No good reason why Hong Kong systems won’t endure beyond 2047
Mike Rowse says instead of worrying about losing our way of life after ‘one country, two systems’ ends, it’s better to focus on making the city a vibrant and useful part of China
There are still more than 30 years to go but, already, a lot of nonsense is being spoken about what will happen to Hong Kong in 2047.
Let’s get the subject of land leases dealt with up front. Some people seem to think that all the leases in the SAR will expire on 30 June, 2047 (the end of the “50 years unchanged” pledge). There have even been reports that banks are starting to be cautious about granting mortgages for long periods and so on. This is completely wrong. Under the Basic Law, all the land and other resources in Hong Kong are state assets and the Hong Kong government is authorised to manage those assets on behalf of the central government.
That is why the Lands Department is able to grant a new 50-year lease in respect of every plot of land it sells this year. Those leases will therefore run until 2066. Indeed, since 1997, virtually every grant of land has been for 50 years from the current date, so there are already many hundreds that run past 2047. The most prominent exception to the rule is the site of Hong Kong Disneyland, which has a 100-year lease (technically, 50 years, plus a guaranteed right of renewal for a further 50) granted in 1999.
Now, of course, there are some leases which will expire in 2047. These fall broadly into two categories: all the New Territories leases granted under British administration were set to expire in June 1997; and all land sales after the Joint Declaration came into force in 1985 were for the balance of British administration, plus 50 years. All the leases in the first category were extended for 50 years by a single piece of legislation. The obvious thing to do, probably in the 2020s, is to have a similar piece of legislation to extend both categories for a further 50 years past 2047.
But it’s not just about land, is it? What about the currency, what about the legal system and the other aspects of our daily lives. Some have even claimed that the Basic Law itself “expires”. To them I say: read it again. There is no reference to an expiry date, just a guarantee that the systems prevailing in Hong Kong will endure for 50 years. That is a clear minimum, but there is no corresponding reference to a maximum. So the guarantee might theoretically run out, but the systems themselves can continue. After all, when you buy a new washing machine, the warranty might expire after a few years but you still have the machine itself. A better analogy might be marriage vows. If you promised to love someone for 50 years, it doesn’t mean you are automatically divorced after that time. (You might choose to, but it’s not automatic.)
The Hong Kong dollar will last as long as people here want it to, and are content to treat it as a trustworthy store of wealth. If, at some future time, the renminbi becomes fully convertible and local people use it freely and readily, then the position can be reviewed.

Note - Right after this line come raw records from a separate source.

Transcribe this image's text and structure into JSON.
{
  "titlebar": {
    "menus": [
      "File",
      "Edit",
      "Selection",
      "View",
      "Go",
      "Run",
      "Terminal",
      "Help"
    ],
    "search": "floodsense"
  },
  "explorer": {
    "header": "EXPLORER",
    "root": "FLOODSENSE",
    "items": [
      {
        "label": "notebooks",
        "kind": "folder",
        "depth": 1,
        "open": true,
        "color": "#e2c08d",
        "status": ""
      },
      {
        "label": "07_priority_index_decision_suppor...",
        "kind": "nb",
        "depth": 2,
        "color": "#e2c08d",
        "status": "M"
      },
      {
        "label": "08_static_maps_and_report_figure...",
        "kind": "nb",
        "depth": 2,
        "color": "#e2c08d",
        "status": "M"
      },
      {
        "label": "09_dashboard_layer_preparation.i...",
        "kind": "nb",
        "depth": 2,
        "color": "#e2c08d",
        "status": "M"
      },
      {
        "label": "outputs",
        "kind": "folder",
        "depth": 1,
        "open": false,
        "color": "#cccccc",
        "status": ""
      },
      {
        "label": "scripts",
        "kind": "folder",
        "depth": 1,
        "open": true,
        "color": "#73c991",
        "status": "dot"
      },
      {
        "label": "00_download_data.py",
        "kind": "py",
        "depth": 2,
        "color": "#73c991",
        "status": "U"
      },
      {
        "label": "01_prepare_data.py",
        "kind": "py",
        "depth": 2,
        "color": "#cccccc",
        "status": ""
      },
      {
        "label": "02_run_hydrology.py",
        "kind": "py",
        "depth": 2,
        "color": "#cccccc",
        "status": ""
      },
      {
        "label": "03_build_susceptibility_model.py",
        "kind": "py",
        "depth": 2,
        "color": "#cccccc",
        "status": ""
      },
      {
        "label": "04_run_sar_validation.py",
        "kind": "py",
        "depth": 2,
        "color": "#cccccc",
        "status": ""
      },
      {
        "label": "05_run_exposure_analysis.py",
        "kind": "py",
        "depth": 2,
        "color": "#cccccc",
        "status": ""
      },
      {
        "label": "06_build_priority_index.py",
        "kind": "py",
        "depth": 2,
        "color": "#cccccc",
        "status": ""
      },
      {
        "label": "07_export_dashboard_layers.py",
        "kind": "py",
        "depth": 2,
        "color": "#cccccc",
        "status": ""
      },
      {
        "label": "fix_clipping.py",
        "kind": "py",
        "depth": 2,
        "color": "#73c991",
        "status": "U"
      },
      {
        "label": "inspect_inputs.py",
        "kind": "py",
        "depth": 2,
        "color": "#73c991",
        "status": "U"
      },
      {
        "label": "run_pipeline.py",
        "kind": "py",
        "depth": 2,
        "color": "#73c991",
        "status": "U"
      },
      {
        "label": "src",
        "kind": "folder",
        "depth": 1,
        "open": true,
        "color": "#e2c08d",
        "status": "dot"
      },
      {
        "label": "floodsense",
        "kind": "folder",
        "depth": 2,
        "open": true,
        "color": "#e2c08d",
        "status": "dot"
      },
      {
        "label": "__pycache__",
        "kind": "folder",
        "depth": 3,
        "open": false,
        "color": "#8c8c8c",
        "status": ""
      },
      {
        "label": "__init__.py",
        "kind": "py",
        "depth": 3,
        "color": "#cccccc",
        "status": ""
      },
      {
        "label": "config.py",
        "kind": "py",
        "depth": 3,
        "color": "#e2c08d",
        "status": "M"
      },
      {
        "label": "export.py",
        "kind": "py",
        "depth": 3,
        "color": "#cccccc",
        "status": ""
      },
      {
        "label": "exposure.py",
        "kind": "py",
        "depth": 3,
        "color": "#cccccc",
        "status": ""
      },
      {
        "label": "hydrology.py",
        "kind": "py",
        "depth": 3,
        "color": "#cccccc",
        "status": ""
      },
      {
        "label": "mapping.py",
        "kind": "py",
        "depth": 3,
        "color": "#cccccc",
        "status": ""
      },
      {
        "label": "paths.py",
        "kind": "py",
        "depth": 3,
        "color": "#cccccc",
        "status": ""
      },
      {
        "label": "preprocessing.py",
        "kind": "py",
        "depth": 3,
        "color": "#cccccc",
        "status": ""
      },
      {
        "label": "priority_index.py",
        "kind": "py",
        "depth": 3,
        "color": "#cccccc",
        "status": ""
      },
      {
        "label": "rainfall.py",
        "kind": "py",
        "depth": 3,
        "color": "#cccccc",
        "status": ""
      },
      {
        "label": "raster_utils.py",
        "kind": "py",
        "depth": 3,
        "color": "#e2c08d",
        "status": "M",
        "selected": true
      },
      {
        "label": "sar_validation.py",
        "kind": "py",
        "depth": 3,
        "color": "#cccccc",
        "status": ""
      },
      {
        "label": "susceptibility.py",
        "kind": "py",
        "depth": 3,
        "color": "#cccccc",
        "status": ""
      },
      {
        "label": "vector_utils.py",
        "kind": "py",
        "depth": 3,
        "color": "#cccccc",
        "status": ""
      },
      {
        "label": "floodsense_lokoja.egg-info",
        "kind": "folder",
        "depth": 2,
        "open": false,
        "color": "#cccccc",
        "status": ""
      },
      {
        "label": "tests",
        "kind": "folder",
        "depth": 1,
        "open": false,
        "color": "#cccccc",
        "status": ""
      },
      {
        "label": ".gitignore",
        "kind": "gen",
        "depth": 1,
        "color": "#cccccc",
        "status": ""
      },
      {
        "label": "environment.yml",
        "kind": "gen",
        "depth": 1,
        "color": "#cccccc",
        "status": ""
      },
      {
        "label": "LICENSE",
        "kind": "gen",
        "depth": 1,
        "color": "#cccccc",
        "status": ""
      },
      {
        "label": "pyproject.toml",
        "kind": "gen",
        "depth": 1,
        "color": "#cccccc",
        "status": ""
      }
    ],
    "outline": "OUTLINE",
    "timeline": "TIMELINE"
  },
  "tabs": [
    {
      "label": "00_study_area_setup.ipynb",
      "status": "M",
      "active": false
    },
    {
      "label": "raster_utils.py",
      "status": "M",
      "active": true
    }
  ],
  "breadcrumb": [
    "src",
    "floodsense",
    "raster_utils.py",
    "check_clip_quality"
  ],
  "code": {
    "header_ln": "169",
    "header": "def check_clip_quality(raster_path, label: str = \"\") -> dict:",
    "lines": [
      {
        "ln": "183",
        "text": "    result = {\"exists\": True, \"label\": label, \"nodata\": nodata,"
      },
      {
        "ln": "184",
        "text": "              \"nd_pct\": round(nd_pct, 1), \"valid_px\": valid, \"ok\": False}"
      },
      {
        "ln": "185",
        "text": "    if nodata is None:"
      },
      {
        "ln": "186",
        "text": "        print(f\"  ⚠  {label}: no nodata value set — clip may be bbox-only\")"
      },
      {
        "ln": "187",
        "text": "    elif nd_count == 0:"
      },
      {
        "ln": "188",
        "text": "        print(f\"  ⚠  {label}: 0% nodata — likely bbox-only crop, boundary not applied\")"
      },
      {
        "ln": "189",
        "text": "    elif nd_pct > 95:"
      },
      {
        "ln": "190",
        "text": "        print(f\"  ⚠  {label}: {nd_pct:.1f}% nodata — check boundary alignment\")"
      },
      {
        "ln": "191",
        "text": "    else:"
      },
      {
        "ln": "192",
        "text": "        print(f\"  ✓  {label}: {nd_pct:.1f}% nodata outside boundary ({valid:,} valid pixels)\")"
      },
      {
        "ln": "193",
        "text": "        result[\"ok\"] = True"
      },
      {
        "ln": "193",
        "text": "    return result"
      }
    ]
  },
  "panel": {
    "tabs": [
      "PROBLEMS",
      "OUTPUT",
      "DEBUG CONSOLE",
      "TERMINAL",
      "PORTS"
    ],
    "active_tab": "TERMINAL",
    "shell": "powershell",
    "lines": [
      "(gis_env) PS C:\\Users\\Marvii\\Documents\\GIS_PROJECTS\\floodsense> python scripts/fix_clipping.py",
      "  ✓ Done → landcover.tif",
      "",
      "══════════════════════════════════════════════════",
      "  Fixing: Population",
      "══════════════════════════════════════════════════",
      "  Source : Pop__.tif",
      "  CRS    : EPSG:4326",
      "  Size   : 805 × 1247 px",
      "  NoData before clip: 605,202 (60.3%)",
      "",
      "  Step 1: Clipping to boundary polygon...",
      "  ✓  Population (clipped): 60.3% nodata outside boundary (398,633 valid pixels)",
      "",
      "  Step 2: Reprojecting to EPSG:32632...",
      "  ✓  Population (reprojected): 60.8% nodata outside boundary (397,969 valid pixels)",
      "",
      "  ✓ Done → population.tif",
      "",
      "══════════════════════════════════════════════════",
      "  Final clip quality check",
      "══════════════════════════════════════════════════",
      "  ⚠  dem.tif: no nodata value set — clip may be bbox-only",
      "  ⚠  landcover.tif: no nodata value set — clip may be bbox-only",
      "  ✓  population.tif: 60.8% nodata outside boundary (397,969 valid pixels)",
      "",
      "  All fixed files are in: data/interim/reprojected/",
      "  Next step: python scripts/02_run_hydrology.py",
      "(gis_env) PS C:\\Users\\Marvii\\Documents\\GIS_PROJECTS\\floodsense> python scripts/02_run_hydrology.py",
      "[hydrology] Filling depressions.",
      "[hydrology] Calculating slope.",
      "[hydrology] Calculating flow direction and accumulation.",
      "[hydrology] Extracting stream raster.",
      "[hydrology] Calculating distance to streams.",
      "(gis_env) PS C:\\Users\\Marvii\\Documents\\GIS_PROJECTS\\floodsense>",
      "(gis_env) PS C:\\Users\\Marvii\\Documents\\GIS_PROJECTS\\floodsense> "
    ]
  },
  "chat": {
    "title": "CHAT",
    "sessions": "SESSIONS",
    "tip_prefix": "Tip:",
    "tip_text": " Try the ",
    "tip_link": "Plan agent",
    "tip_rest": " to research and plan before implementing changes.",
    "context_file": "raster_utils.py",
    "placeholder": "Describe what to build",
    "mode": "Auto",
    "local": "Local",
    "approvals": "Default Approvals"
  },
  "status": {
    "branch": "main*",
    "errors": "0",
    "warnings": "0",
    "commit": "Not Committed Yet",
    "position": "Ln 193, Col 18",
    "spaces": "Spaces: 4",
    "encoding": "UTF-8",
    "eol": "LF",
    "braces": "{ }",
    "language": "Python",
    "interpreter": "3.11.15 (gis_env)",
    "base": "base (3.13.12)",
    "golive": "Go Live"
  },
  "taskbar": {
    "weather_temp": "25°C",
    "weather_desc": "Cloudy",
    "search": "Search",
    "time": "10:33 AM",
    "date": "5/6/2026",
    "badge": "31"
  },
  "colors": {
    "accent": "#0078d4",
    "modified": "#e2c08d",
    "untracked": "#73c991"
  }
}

There is no reason why the legal system needs to change, either. As regards civil and commercial law, everyone feels comfortable with it, and indeed part of the reason so many mainland companies set up in Hong Kong is to enjoy it. Has anyone considered the practicalities of changing the criminal law system? It would require the import of hundreds of judges and magistrates and thousands of police officers to apply the mainland code here, or at least a massive re-education programme for existing personnel. And who is going to teach the seven-million-plus residents about the different system?
Why bother to change something if it’s not broken? Why do some people assume Beijing is stupid and/or malicious? All the evidence of the past few decades is that in handling Hong Kong and Macau matters, the name of the game is pragmatism.
The rules for Hong Kong are straightforward: continue to be useful to China, and never be – or allow others to use us as – a base for subversion. Provided we adhere to these simple guidelines, there is no reason why the “one country, two systems” formula should not last forever.
We don’t need to wait until 2047 to know what the future holds for us. It will be whatever we ourselves make it. We are building that future right now.